HbA1C blood test: HbA1C is a measurement of the haemoglobin A1C level in a person’s blood. A droplet of blood can be used to determine the HbA1c level in children. When blood glucose levels rise, haemoglobin, the oxygen-carrying protein found in red blood cells, bonds with glucose in the bloodstream. A higher HbA1c level indicates higher glucose levels, and the test will show this.
Haemoglobin S trait
Haemoglobin S trait blood tests are available for both adults and children. The solubility test detects haemoglobin S and helps distinguish it from the other forms of haemoglobin. However, the test cannot differentiate sickle cell anaemia from other forms of sickle cell disease. Often, the results of the solubility test are negative if the individual has low levels of Hb S.

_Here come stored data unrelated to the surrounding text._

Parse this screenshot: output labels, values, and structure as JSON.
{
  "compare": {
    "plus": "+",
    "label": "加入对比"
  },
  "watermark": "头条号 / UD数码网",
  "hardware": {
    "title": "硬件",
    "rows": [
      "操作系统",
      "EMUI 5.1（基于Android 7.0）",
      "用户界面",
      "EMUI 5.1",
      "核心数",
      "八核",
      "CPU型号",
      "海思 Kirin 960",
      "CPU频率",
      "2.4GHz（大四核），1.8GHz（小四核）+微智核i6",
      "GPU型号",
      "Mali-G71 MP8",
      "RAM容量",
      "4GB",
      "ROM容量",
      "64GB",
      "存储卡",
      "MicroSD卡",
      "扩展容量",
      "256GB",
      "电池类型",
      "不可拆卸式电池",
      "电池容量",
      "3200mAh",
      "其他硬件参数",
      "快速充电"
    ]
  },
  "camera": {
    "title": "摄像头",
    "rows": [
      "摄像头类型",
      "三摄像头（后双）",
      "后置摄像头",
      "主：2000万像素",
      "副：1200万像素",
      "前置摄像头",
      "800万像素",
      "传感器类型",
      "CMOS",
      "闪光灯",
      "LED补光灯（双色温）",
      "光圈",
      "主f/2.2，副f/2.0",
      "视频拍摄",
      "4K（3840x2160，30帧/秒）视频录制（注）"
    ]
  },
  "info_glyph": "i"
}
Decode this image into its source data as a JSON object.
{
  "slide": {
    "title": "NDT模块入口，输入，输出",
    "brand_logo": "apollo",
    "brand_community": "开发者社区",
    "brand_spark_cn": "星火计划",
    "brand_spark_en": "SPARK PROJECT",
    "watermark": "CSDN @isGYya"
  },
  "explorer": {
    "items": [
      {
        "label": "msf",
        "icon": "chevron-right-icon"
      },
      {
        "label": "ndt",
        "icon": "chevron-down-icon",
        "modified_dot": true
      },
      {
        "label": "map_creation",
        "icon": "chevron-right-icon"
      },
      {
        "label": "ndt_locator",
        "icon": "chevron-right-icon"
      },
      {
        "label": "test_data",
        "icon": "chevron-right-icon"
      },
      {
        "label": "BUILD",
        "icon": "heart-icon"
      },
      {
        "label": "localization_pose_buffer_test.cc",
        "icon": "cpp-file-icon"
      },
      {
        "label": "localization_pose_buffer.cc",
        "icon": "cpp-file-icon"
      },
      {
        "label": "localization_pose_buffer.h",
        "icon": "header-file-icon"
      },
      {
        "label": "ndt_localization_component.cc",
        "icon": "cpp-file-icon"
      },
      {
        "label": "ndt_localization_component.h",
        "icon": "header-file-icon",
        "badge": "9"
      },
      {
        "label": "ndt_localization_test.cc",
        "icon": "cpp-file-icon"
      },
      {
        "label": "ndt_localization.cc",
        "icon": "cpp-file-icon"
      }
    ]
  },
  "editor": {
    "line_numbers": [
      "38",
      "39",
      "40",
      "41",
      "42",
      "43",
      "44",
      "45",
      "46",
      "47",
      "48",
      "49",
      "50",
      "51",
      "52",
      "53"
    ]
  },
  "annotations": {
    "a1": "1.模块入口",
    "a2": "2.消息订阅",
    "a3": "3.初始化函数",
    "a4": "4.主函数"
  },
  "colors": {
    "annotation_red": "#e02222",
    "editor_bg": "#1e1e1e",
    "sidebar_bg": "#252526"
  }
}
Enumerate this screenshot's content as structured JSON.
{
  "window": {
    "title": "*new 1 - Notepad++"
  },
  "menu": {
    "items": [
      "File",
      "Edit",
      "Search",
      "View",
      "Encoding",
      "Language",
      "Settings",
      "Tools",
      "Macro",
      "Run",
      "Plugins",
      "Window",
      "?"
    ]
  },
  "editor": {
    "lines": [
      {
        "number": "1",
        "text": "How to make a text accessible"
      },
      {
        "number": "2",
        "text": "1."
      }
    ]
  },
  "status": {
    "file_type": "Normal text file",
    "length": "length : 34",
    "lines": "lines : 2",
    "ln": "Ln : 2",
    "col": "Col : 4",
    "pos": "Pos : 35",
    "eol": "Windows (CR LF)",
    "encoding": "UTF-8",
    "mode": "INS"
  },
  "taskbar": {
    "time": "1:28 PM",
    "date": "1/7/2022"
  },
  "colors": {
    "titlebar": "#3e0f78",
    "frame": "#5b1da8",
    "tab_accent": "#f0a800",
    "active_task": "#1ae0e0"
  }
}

Haemoglobin variants have variable effects on HbA1c blood levels. There are now 1,198 different types of haemoglobin in humans. While most are clinically insignificant, some are significant enough to be of significance. Point mutations occur when a haemoglobin molecule gains or loses one of its amino acids. Combinations of these haemoglobins also colour the clinical picture. For example, HbS is a haemoglobin variant with normal chains and abnormal b polypeptide chains due to a substitution of valine for glutamic acid in position six of the b chain.
Seasonal variations in HbA1c levels may be attributed to changes in air temperature, hormones, and food intake. Seasonal variations are particularly noticeable among patients living in regions with large temperature differences. For example, in Koshigaya City, Japan, HbA1c levels are consistently higher in summer and lower in winter. Similarly, HbA1c values are lower in the city in December than in January.
The high-powered genetic analyses now available provide a new opportunity for dissecting the genetic makeup of HbA1C levels. This information can inform recent initiatives aimed at focusing diabetes care and diagnosis more centrally on HbA1c levels. Such studies will be of considerable interest in the years to come. Let us look at some of the possible implications of these studies. In particular, we will examine the genetic makeup of HbA1c blood test results in more detail.
If you suspect that you may have diabetes, your doctor may run an HbA1c blood test to identify the condition. However, this test is not a reliable indicator of your long-term glycemic status. The reportable range is 3.3 to 18.8%. Nonetheless, if you have elevated HbA1c levels, it’s a good idea to seek other diagnostic methods.
Excess breakdown of red blood cells
Haemoglobin is a protein found in the red blood cells (RBCs) and is responsible for giving them their bright red colour. RBCs usually live three months, and the A1c blood test reflects the number of these cells in your blood at the time of testing. Haemoglobin levels are useful because they represent an average of blood sugar control over some time.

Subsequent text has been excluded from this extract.